Dwight and I discovered punk and new wave music together, bonding over formative albums and singles I still listen to. He was everything I wasn’t: lean and crazy, curly-haired, blue-eyed. Slightly feral. He embraced all things worldly (especially sex, drugs, and alcohol), with a manic gusto, fearlessly hurtling across our unincorporated suburban wasteland while I followed in his wake, trying to keep up. Everyone he met instantly knew that bland suburban streets wouldn’t hold him for long. He left as soon as he was able, setting out in search of new vistas, new worlds he might conquer.

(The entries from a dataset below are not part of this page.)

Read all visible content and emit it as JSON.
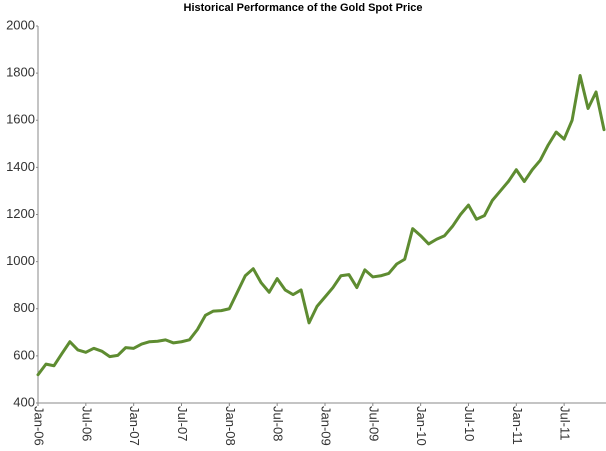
{
  "chart_data": {
    "type": "line",
    "title": "Historical Performance of the Gold Spot Price",
    "categories": [
      "Jan-06",
      null,
      null,
      null,
      null,
      null,
      "Jul-06",
      null,
      null,
      null,
      null,
      null,
      "Jan-07",
      null,
      null,
      null,
      null,
      null,
      "Jul-07",
      null,
      null,
      null,
      null,
      null,
      "Jan-08",
      null,
      null,
      null,
      null,
      null,
      "Jul-08",
      null,
      null,
      null,
      null,
      null,
      "Jan-09",
      null,
      null,
      null,
      null,
      null,
      "Jul-09",
      null,
      null,
      null,
      null,
      null,
      "Jan-10",
      null,
      null,
      null,
      null,
      null,
      "Jul-10",
      null,
      null,
      null,
      null,
      null,
      "Jan-11",
      null,
      null,
      null,
      null,
      null,
      "Jul-11",
      null,
      null,
      null,
      null,
      null
    ],
    "series": [
      {
        "name": "Gold Spot Price",
        "color": "#5e8c31",
        "values": [
          520,
          565,
          558,
          610,
          660,
          625,
          615,
          632,
          620,
          597,
          602,
          635,
          632,
          650,
          660,
          662,
          668,
          655,
          660,
          668,
          712,
          772,
          790,
          792,
          800,
          870,
          940,
          970,
          910,
          870,
          928,
          880,
          860,
          880,
          740,
          810,
          850,
          890,
          940,
          945,
          890,
          965,
          935,
          940,
          950,
          990,
          1010,
          1140,
          1110,
          1075,
          1095,
          1110,
          1150,
          1200,
          1240,
          1180,
          1195,
          1260,
          1300,
          1340,
          1390,
          1340,
          1390,
          1430,
          1495,
          1550,
          1520,
          1600,
          1790,
          1650,
          1720,
          1560
        ]
      }
    ],
    "ylim": [
      400,
      2000
    ],
    "yticks": [
      400,
      600,
      800,
      1000,
      1200,
      1400,
      1600,
      1800,
      2000
    ],
    "grid": false
  }
}
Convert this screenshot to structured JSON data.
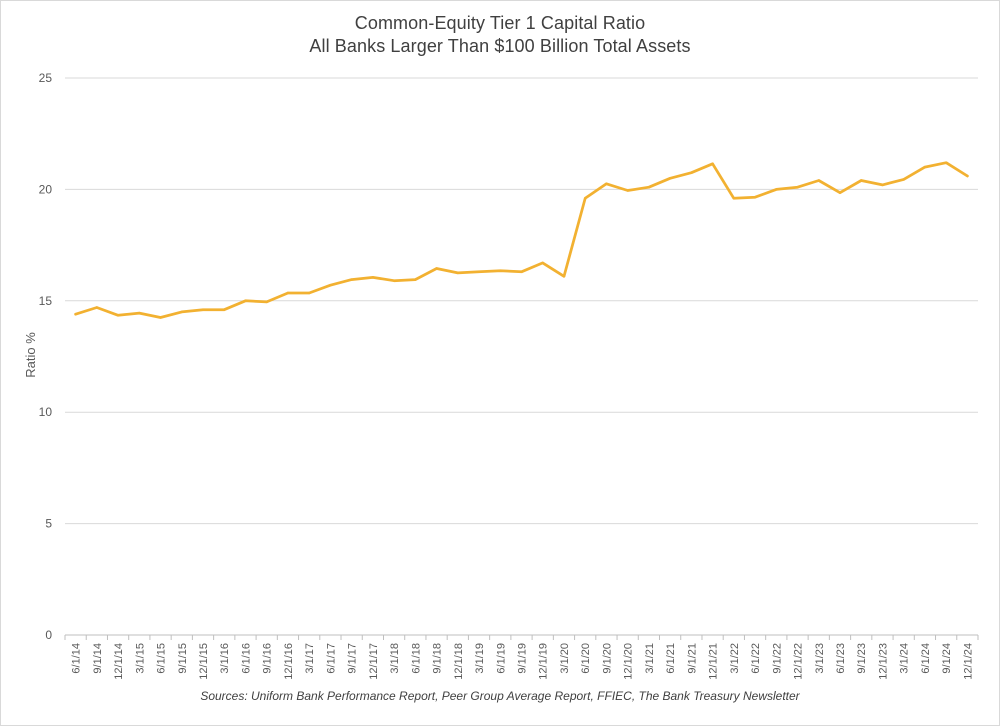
{
  "chart_data": {
    "type": "line",
    "title": "Common-Equity Tier 1 Capital Ratio",
    "subtitle": "All Banks Larger Than $100 Billion Total Assets",
    "xlabel": "",
    "ylabel": "Ratio %",
    "ylim": [
      0,
      25
    ],
    "yticks": [
      "0",
      "5",
      "10",
      "15",
      "20",
      "25"
    ],
    "grid": true,
    "legend": "none",
    "source": "Sources: Uniform Bank Performance Report, Peer Group Average Report, FFIEC, The Bank Treasury Newsletter",
    "colors": {
      "line": "#F2B131",
      "grid": "#d9d9d9",
      "axis": "#bfbfbf"
    },
    "categories": [
      "6/1/14",
      "9/1/14",
      "12/1/14",
      "3/1/15",
      "6/1/15",
      "9/1/15",
      "12/1/15",
      "3/1/16",
      "6/1/16",
      "9/1/16",
      "12/1/16",
      "3/1/17",
      "6/1/17",
      "9/1/17",
      "12/1/17",
      "3/1/18",
      "6/1/18",
      "9/1/18",
      "12/1/18",
      "3/1/19",
      "6/1/19",
      "9/1/19",
      "12/1/19",
      "3/1/20",
      "6/1/20",
      "9/1/20",
      "12/1/20",
      "3/1/21",
      "6/1/21",
      "9/1/21",
      "12/1/21",
      "3/1/22",
      "6/1/22",
      "9/1/22",
      "12/1/22",
      "3/1/23",
      "6/1/23",
      "9/1/23",
      "12/1/23",
      "3/1/24",
      "6/1/24",
      "9/1/24",
      "12/1/24"
    ],
    "series": [
      {
        "values": [
          14.4,
          14.7,
          14.35,
          14.45,
          14.25,
          14.5,
          14.6,
          14.6,
          15.0,
          14.95,
          15.35,
          15.35,
          15.7,
          15.95,
          16.05,
          15.9,
          15.95,
          16.45,
          16.25,
          16.3,
          16.35,
          16.3,
          16.7,
          16.1,
          19.6,
          20.25,
          19.95,
          20.1,
          20.5,
          20.75,
          21.15,
          19.6,
          19.65,
          20.0,
          20.1,
          20.4,
          19.85,
          20.4,
          20.2,
          20.45,
          21.0,
          21.2,
          20.6
        ]
      }
    ]
  }
}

Tragically, Dwight passed away from complications of AIDS on June 16, 1994, at 6:15 pm.
Years later, a mutual friend who was in the hospital with him told me that while Dwight had been in and out of consciousness, he did become lucid for a moment and ask, “I wonder what Marc is doing?” This image haunts me. There are probably a dozen reasons why I wasn’t at his bedside, and why his family didn’t include me, the foremost being that I was never informed of how dire his illness had become. His parents' brand of Southern religious homophobia was another reason to shut me out. Dwight passed before the internet was ubiquitous, and his parents didn’t post an obituary. If you look, you’ll find nothing, not a single trace of this young man who hoped and dreamed of finding the path out of his dark forest. Of living. Until now.
But this is all ancient history. I can’t change it any more than I can pull the moon from the sky. No, all I have are my words, my story–and in a twisted way, his story–one I think Dwight, if he were here today, would enjoy immensely, perverse and disquieting as it is. So this is for you my friend, a small gesture that says: you were here. I remember you.
And as for me, all I can hope is that those who were lost during that terrible time will not be forgotten, immortalized forever in our hearts, minds, and the stories we tell trying to make sense of it all.